Never let it be said that the team at Morgan & Clarke are straight line thinkers. We delve where others rarely tread! Which led us to the curious recent case in the Supreme Court namely Cardtronics Ltd and others (Respondents) v Sykes and others (Valuation officers) (Appellants)  UKSC 2018/0225.
The Valuation Office Agency (VOA) contended that the siting of each and every ATM was a separate hereditament for rating purposes. So what you may say but that implied that each and every ATM would be the subject of a separate rates demand. If you have an ATM in your pub premises that could have profound implications. The VOA went to the Valuation Tribunal and they upheld the opinion. All of a sudden the big supermarkets became very twitchy and to cut a short story long, it ended up in the Supreme Court via the Court of Appeal. Mi’ learned friends were out in force with no less than five QCs and Solicitors being in attendance. This was a lead appeal with some 30,000 additional cases stayed awaiting the Supreme court decision.

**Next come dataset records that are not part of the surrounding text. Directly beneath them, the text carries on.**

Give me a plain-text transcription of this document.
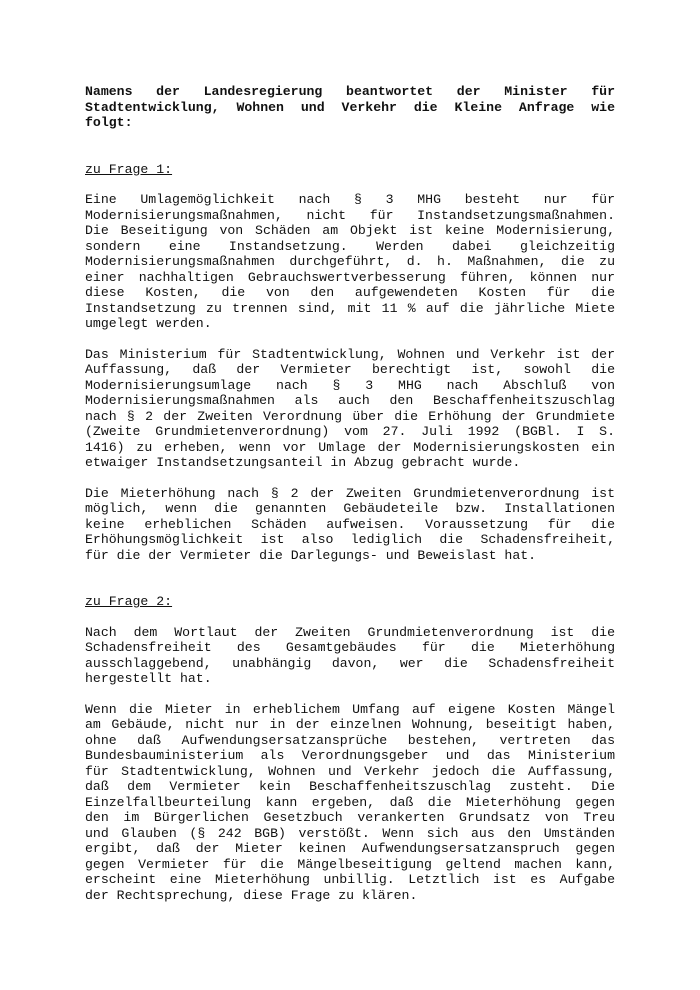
Namens der Landesregierung beantwortet der Minister für
Stadtentwicklung, Wohnen und Verkehr die Kleine Anfrage wie
folgt:

zu Frage 1:

Eine Umlagemöglichkeit nach § 3 MHG besteht nur für
Modernisierungsmaßnahmen, nicht für Instandsetzungsmaßnahmen.
Die Beseitigung von Schäden am Objekt ist keine Modernisierung,
sondern eine Instandsetzung. Werden dabei gleichzeitig
Modernisierungsmaßnahmen durchgeführt, d. h. Maßnahmen, die zu
einer nachhaltigen Gebrauchswertverbesserung führen, können nur
diese Kosten, die von den aufgewendeten Kosten für die
Instandsetzung zu trennen sind, mit 11 % auf die jährliche Miete
umgelegt werden.

Das Ministerium für Stadtentwicklung, Wohnen und Verkehr ist der
Auffassung, daß der Vermieter berechtigt ist, sowohl die
Modernisierungsumlage nach § 3 MHG nach Abschluß von
Modernisierungsmaßnahmen als auch den Beschaffenheitszuschlag
nach § 2 der Zweiten Verordnung über die Erhöhung der Grundmiete
(Zweite Grundmietenverordnung) vom 27. Juli 1992 (BGBl. I S.
1416) zu erheben, wenn vor Umlage der Modernisierungskosten ein
etwaiger Instandsetzungsanteil in Abzug gebracht wurde.

Die Mieterhöhung nach § 2 der Zweiten Grundmietenverordnung ist
möglich, wenn die genannten Gebäudeteile bzw. Installationen
keine erheblichen Schäden aufweisen. Voraussetzung für die
Erhöhungsmöglichkeit ist also lediglich die Schadensfreiheit,
für die der Vermieter die Darlegungs- und Beweislast hat.

zu Frage 2:

Nach dem Wortlaut der Zweiten Grundmietenverordnung ist die
Schadensfreiheit des Gesamtgebäudes für die Mieterhöhung
ausschlaggebend, unabhängig davon, wer die Schadensfreiheit
hergestellt hat.

Wenn die Mieter in erheblichem Umfang auf eigene Kosten Mängel
am Gebäude, nicht nur in der einzelnen Wohnung, beseitigt haben,
ohne daß Aufwendungsersatzansprüche bestehen, vertreten das
Bundesbauministerium als Verordnungsgeber und das Ministerium
für Stadtentwicklung, Wohnen und Verkehr jedoch die Auffassung,
daß dem Vermieter kein Beschaffenheitszuschlag zusteht. Die
Einzelfallbeurteilung kann ergeben, daß die Mieterhöhung gegen
den im Bürgerlichen Gesetzbuch verankerten Grundsatz von Treu
und Glauben (§ 242 BGB) verstößt. Wenn sich aus den Umständen
ergibt, daß der Mieter keinen Aufwendungsersatzanspruch gegen
gegen Vermieter für die Mängelbeseitigung geltend machen kann,
erscheint eine Mieterhöhung unbillig. Letztlich ist es Aufgabe
der Rechtsprechung, diese Frage zu klären.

In the judgement of Lord Carnwarth the principle was established that the ATMs were not to be separately rated and the VOAs dogged pursuit of their objective through the Court of Appeal was not correct. Whether the ATM was inside the store or accessible from outside the store it was held that the ATM was still “occupied” by the retailer, not the ATM operator. Legal angels dancing on a pin head ? Well maybe but in money terms a surprising amount rested on the decision. If you have an ATM either inside or outside you pub you can rest easy as there are no separate rates to pay.